The headlines rolled by on Saturday morning. Tesla (TSLA) planned to recall 285K vehicles (all Models 3 and Y) in China due to issues with the cruise control feature. Apparently more than 249K of these vehicles were manufactured in China, while more than 35K were imported into the country.
The website for China's State Administration for Market Regulation explained that the recall is linked to an assisted driving function - cruise control - that could cause these vehicles to suddenly accelerate if activated accidentally.
The "fix" is software based and can be done online remotely. The question is really one of if this "black eye" is significant enough to damage the firm's reputation in China, which is of course a key market for Tesla needed to meet all of the firm's longer term goals, but also a market that has developed a number of domestic competitors in the field such as NIO (NIO) , XPeng (XPEV) , and Li Auto (LI) .
Wedbush five star (rated by TipRanks) analyst Daniel Ives, who is elite even among his five-star rated colleagues, responded to this news on Sunday by maintaining his "buy" rating on the stock of Tesla with a target price of $1,000. Ives is the only sell-side analyst that I have seen opine on Tesla since this news broke.

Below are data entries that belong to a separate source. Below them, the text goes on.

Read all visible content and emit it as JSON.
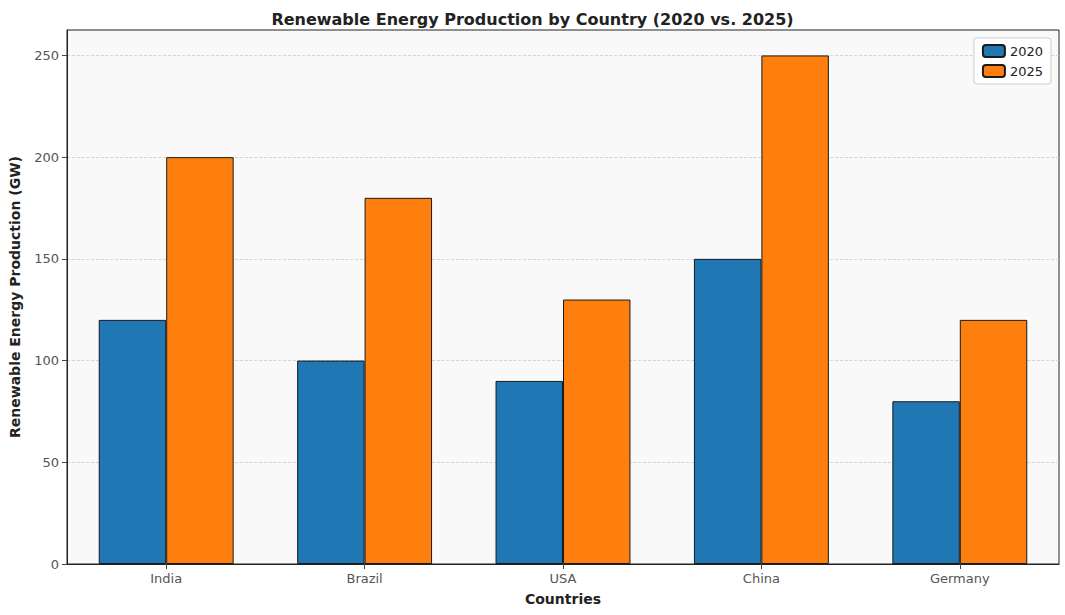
{
  "chart_data": {
    "type": "bar",
    "title": "Renewable Energy Production by Country (2020 vs. 2025)",
    "x_label": "Countries",
    "y_label": "Renewable Energy Production (GW)",
    "categories": [
      "India",
      "Brazil",
      "USA",
      "China",
      "Germany"
    ],
    "series": [
      {
        "name": "2020",
        "color": "#1f77b4",
        "values": [
          120,
          100,
          90,
          150,
          80
        ]
      },
      {
        "name": "2025",
        "color": "#ff7f0e",
        "values": [
          200,
          180,
          130,
          250,
          120
        ]
      }
    ],
    "ylim": [
      0,
      262.5
    ],
    "yticks": [
      0,
      50,
      100,
      150,
      200,
      250
    ],
    "grid": true,
    "legend": "upper right"
  }
}
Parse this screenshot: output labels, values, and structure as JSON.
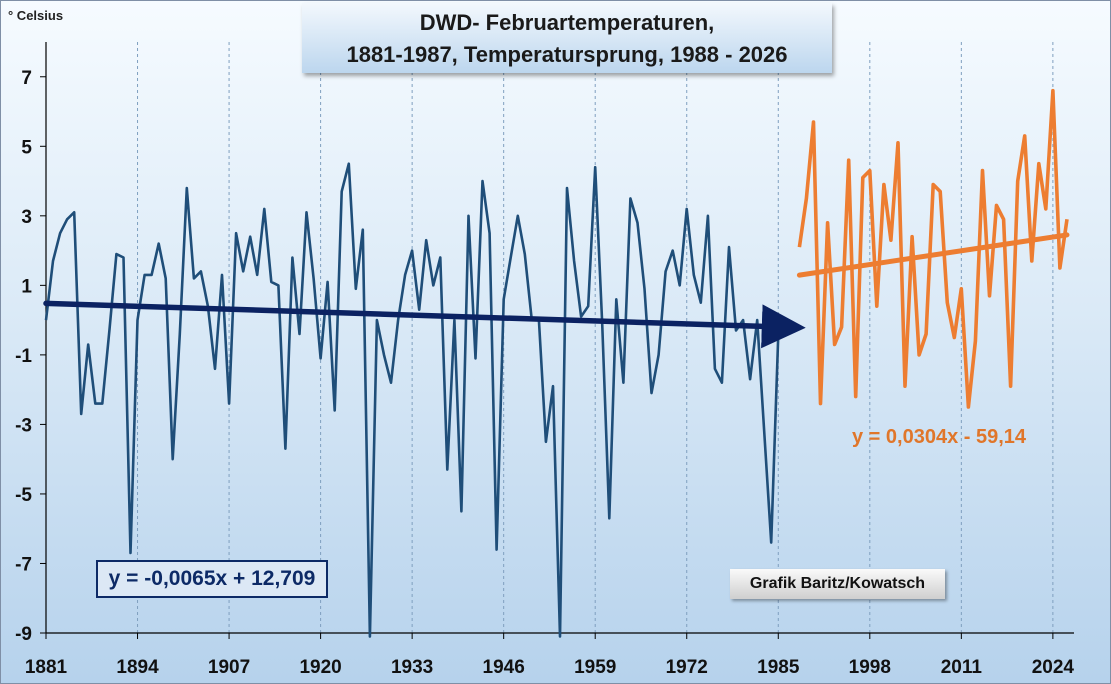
{
  "chart_data": {
    "type": "line",
    "title": [
      "DWD- Februartemperaturen,",
      "1881-1987, Temperatursprung, 1988 - 2026"
    ],
    "ylabel": "° Celsius",
    "xlim": [
      1881,
      2027
    ],
    "ylim": [
      -9,
      8
    ],
    "x_ticks": [
      1881,
      1894,
      1907,
      1920,
      1933,
      1946,
      1959,
      1972,
      1985,
      1998,
      2011,
      2024
    ],
    "y_ticks": [
      7,
      5,
      3,
      1,
      -1,
      -3,
      -5,
      -7,
      -9
    ],
    "grid": "vertical",
    "colors": {
      "series1": "#1f4e79",
      "series2": "#ed7d31",
      "trend1": "#0b2262",
      "trend2": "#ed7d31",
      "equation1": "#0d2a66",
      "equation2": "#e0762a"
    },
    "series": [
      {
        "x_start": 1881,
        "values": [
          0.0,
          1.7,
          2.5,
          2.9,
          3.1,
          -2.7,
          -0.7,
          -2.4,
          -2.4,
          -0.3,
          1.9,
          1.8,
          -6.7,
          0.0,
          1.3,
          1.3,
          2.2,
          1.2,
          -4.0,
          -0.4,
          3.8,
          1.2,
          1.4,
          0.4,
          -1.4,
          1.3,
          -2.4,
          2.5,
          1.4,
          2.4,
          1.3,
          3.2,
          1.1,
          1.0,
          -3.7,
          1.8,
          -0.4,
          3.1,
          1.2,
          -1.1,
          1.1,
          -2.6,
          3.7,
          4.5,
          0.9,
          2.6,
          -9.1,
          0.0,
          -1.0,
          -1.8,
          0.0,
          1.3,
          2.0,
          0.3,
          2.3,
          1.0,
          1.8,
          -4.3,
          0.0,
          -5.5,
          3.0,
          -1.1,
          4.0,
          2.5,
          -6.6,
          0.6,
          1.8,
          3.0,
          1.9,
          0.0,
          0.0,
          -3.5,
          -1.9,
          -9.1,
          3.8,
          1.7,
          0.1,
          0.4,
          4.4,
          -0.1,
          -5.7,
          0.6,
          -1.8,
          3.5,
          2.8,
          0.9,
          -2.1,
          -1.0,
          1.4,
          2.0,
          1.0,
          3.2,
          1.3,
          0.5,
          3.0,
          -1.4,
          -1.8,
          2.1,
          -0.3,
          0.0,
          -1.7,
          0.0,
          -3.2,
          -6.4,
          -0.4
        ]
      },
      {
        "x_start": 1988,
        "values": [
          2.1,
          3.5,
          5.7,
          -2.4,
          2.8,
          -0.7,
          -0.2,
          4.6,
          -2.2,
          4.1,
          4.3,
          0.4,
          3.9,
          2.3,
          5.1,
          -1.9,
          2.4,
          -1.0,
          -0.4,
          3.9,
          3.7,
          0.5,
          -0.5,
          0.9,
          -2.5,
          -0.6,
          4.3,
          0.7,
          3.3,
          2.9,
          -1.9,
          4.0,
          5.3,
          1.7,
          4.5,
          3.2,
          6.6,
          1.5,
          2.9
        ]
      }
    ],
    "trendlines": [
      {
        "equation": "y = -0,0065x + 12,709",
        "slope": -0.0065,
        "intercept": 12.709,
        "x_range": [
          1881,
          1985
        ]
      },
      {
        "equation": "y = 0,0304x - 59,14",
        "slope": 0.0304,
        "intercept": -59.14,
        "x_range": [
          1988,
          2026
        ]
      }
    ],
    "annotations": [
      "Grafik  Baritz/Kowatsch"
    ]
  }
}
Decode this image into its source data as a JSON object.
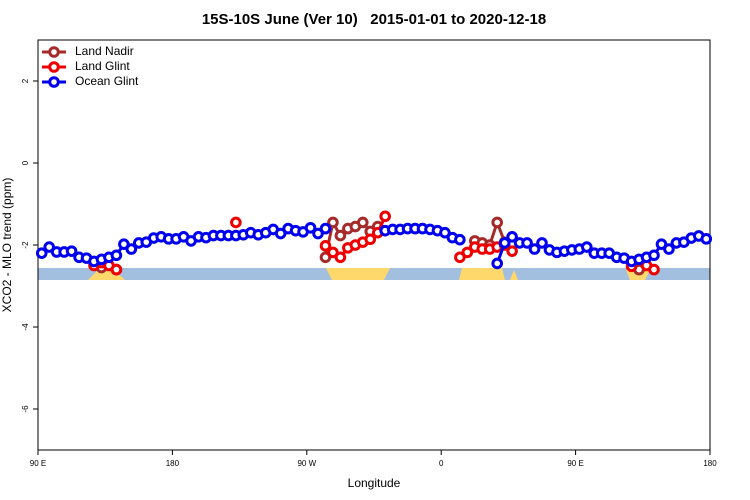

Last week, Adam Jonas of Morgan Stanley (5 stars) and Mark Delaney of Goldman Sachs (4 stars) both put in their two cents with "buy" ratings and target prices of $900 and $860, respectively.
Ives was quoted in Barron's over the weekend stating that after what was seen as a disastrous start to the quarter for Tesla in China that "... the street is reading the tea leaves as bullish for the month of June with momentum into [the second half]. Ives sees 900K deliveries as still being a potential 2021 reality. This would be greatly increased from the 500K vehicles delivered in 2020, and well above the 825K or so vehicles that seem to be industry consensus.
Don't forget that Dan Ives and much of Wall Street expects Tesla to benefit from the Biden administration's pivot towards cleaner greener energy and that any inclusion of charging stations for EVs (electric vehicles) that might be included in the currently under negotiation infrastructure bill, would remove one more reason for new car buyers to hold off on "going electric."
While those upcoming numbers for deliveries are due as soon as this Thursday, July 1st, and that seems to be the driver for the suddenly reiterated bullishness coming from some of the the higher rated analysts following this stock, it will quite obviously be for the rest of us, a tradable event.
In addition, tomorrow... Tuesday June 29th close to mid-day, Tesla CEO Elon Musk will speak at the Mobile World Congress in his capacity as Chief Engineer of the still not publicly traded SpaceX. One never knows where Elon goes. Will he veer off? Speak of Tesla? Speak of a potential spin-off of Starlink, where Tesla shareholders would get a priority allocation? Let you know tomorrow.
Readers will see that TSLA broke out of a forming descending triangle to the upside, which is usually a bearish pattern. Some readers/viewers will recall that in early June I told TheStreet's Katherine Ross that I could not buy TSLA unless the stock could retake it's own 200 day SMA (then $602), as the shares were mired in what looked to be a period of weakness.
Well, the shares did retake that red line and I did grab a few for a trade, which I still hold. So, what now? What's the plan?
I am not selling anything on the China news. This is too small to be an investment, so I have to treat it like a trade. I will probably sell later this week after these two potential catalysts pass. While I would love to add and ride, that is not what trading is about. Trading is about ringing the register, and that's what I will do after I see the firm's delivery numbers and there is a reaction in the share price.
P.S... Don't ignore that upward gap created last week for too long.